Weather forecasts are being publicly funded on two fronts with both Niwa and Metservice now offering short range forecasts, using taxpayer funds to compete against each other.
The launch of Niwa's new short range service for farmers and growers puts it in a head-to-head battle with Metservice, while private forecasters fear the government forecasters' combined clout could heavy them out of the market.
Niwa is publicly funded as a Crown Research Institute and Metservice receives Ministry of Transport funding to provide free forecasting and severe weather warning services.
Metservice's Jacqui Bridges said there were differences between the services but customers were asking why publicly funded services were competing.
"We have had comments from people that they find it strange," Bridges said. "Metservice is a commercial service so we compete. If people want to compete with us they can compete with us and we are up for that."
Niwa chief scientist for atmosphere, Dr Murray Poulter, would not comment on the relationship between Metservice and Niwa.
Comments on blog site The New Zealand Weather Forum called for Niwa to apply for the Ministry of Transport funding. "If Niwa is smart they should apply for the ministry of transport contract later, once they have all the services laid out," said poster Tornado Tim.
"There would be no point in releasing these products to the public if they thought Metservice's products were enough."
Others called for the Government to set boundaries so taxpayers weren't paying twice.
Private forecaster WeatherWatch supported Niwa branching out from long range weather and climate research.

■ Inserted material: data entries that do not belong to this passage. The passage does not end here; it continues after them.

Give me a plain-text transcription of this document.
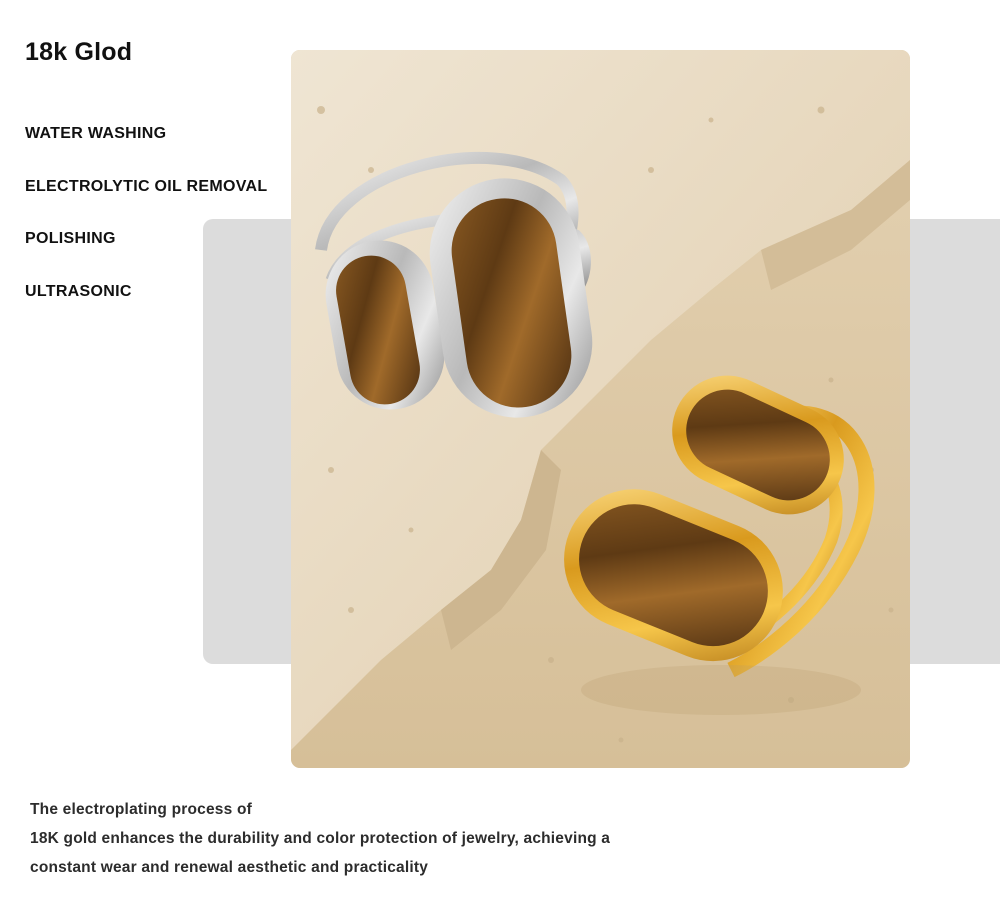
18k Glod
WATER WASHING
ELECTROLYTIC OIL REMOVAL
POLISHING
ULTRASONIC

The electroplating process of
18K gold enhances the durability and color protection of jewelry, achieving a
constant wear and renewal aesthetic and practicality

The organisation has a troubled relationship with Metservice which was made worse last year with a price increase of $30,000 for daily highs - forcing WeatherWatch to scrap the service.
"We have always had a good working relationship with NIWA and I am cautiously optimistic that a closer WeatherWatch and NIWA relationship is going to be a very positive change for the weather industry and the New Zealand public," said Philip Duncan from WeatherWatch.
"They are larger than MetService so I'd expect them to have the resources to really do the job well provided they work proactively with private industry.
"I don't think there should be two separate government forecasters competing in the same market, at the expense of private providers and, ultimately, the public."